Yakub Abdul Razak Memon, the only death row convict in India's deadliest terror attack, the 1993 Mumbai bombings that killed 257 people, was hanged early Thursday. (File Photo)
Yakub Abdul Razak Memon, the only death row convict in India's deadliest terror attack, the 1993 Mumbai bombings that killed 257 people, was hanged early Thursday after the country's president rejected a last-minute mercy plea, several newspapers and TV stations reported. There was no immediate official word.
Memon, 53, was executed inside a prison in western India where he had been incarcerated since 1994.
An accountant, Memon was convicted in 2007 of helping raise funds for the serial blasts that rocked the financial capital. By late Wednesday Memon finally exhausted all the legal avenues open to him in order to escape the death penalty.
Yakub's older brother Ibrahim, or "Tiger," Memon and Dawood Ibrahim, both leading gangsters in Mumbai in the 1990s, are the main suspects in the bombings and have both fled the country.
Prominent citizens, including retired Supreme Court judges, had urged President Pranab Mukerjee to commute Memon's sentence to life in prison. That appeal reflected both opposition to the death penalty as well as fresh claims by his lawyers that he freely surrendered to Indian authorities in Kathmandu, Nepal, and that his direct links to the bombings had not been sufficiently established.
Indian investigators, along with the main public prosecutor in the case, Ujjwal Nikam, say he was arrested in New Delhi.
The hanging, carried out on Memon's birthday, came after a day of dramatic last-ditch efforts by his legal team to commute or at least delay his sentence. Just two hours before the sentence was carried out India's Supreme Court had been hearing arguments by his lawyers.
The March 12, 1993, bombings ripped through the country's financial heart, and targeted some of the city's key centers — the Bombay Stock Exchange, Air India offices, a state transport office, three hotels, a gas station and a movie theater.
The bombs, packed into cars, scooters, under a manhole cover and in a hotel room, were detonated over two hours in the afternoon.
The blasts were seen as revenge for the demolition of a 16th century mosque in northern India by Hindu nationalists. The mosque's demolition sparked religious riots in many parts of the country, leaving more than 800 people dead, most of them Muslims.

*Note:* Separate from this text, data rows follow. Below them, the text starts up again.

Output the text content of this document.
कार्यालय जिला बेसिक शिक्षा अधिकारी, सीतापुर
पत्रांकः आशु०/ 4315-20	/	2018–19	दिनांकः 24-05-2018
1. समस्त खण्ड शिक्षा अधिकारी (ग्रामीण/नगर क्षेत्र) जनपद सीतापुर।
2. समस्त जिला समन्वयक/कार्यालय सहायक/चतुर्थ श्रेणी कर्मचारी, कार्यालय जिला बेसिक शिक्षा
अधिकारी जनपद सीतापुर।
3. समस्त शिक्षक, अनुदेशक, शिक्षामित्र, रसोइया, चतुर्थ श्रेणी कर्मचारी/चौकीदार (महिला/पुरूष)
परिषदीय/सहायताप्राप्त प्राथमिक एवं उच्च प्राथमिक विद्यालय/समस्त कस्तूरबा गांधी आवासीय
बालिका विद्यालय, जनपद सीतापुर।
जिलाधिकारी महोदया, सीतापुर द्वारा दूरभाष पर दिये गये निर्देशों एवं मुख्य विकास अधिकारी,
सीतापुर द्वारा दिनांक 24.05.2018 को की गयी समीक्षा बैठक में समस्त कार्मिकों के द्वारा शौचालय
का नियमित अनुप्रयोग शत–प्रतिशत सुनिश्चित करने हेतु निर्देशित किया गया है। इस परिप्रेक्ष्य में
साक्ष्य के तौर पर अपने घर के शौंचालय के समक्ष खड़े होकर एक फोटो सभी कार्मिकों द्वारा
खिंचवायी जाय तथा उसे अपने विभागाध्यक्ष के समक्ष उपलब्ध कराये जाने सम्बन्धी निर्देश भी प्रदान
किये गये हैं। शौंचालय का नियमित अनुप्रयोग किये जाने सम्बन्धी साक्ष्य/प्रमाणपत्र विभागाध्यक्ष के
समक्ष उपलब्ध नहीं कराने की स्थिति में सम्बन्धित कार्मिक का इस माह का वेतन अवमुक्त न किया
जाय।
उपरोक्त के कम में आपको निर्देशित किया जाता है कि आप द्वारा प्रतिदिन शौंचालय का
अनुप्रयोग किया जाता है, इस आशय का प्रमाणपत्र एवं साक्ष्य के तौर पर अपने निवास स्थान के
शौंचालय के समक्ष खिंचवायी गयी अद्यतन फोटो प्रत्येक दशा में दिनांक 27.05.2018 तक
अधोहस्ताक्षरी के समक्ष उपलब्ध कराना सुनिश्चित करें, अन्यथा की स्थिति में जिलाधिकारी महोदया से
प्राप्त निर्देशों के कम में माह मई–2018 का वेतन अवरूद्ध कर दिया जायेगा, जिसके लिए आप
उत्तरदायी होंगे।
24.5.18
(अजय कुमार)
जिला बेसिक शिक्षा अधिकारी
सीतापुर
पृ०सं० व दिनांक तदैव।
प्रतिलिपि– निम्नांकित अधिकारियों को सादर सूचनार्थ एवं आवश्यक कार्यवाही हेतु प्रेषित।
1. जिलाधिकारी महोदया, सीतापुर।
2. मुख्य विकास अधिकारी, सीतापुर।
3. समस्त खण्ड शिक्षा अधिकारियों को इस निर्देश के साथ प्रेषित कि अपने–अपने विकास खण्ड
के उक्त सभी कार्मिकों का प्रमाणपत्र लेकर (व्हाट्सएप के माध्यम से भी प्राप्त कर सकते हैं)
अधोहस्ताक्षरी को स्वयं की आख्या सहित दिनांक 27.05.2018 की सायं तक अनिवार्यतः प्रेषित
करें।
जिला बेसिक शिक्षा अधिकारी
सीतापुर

It was one of India's lengthiest court trials, with 686 witnesses giving testimony that filled 13,000 pages. The trial began June 6, 1995, and hearings ended in January 2003. The judgments finally began to come in late 2006.
The accused included gangsters, housewives and a Bollywood movie star. A total of 100 people have been convicted of involvement in the blasts. Ten of those were also sentenced to death but had their death sentences commuted to life in prison.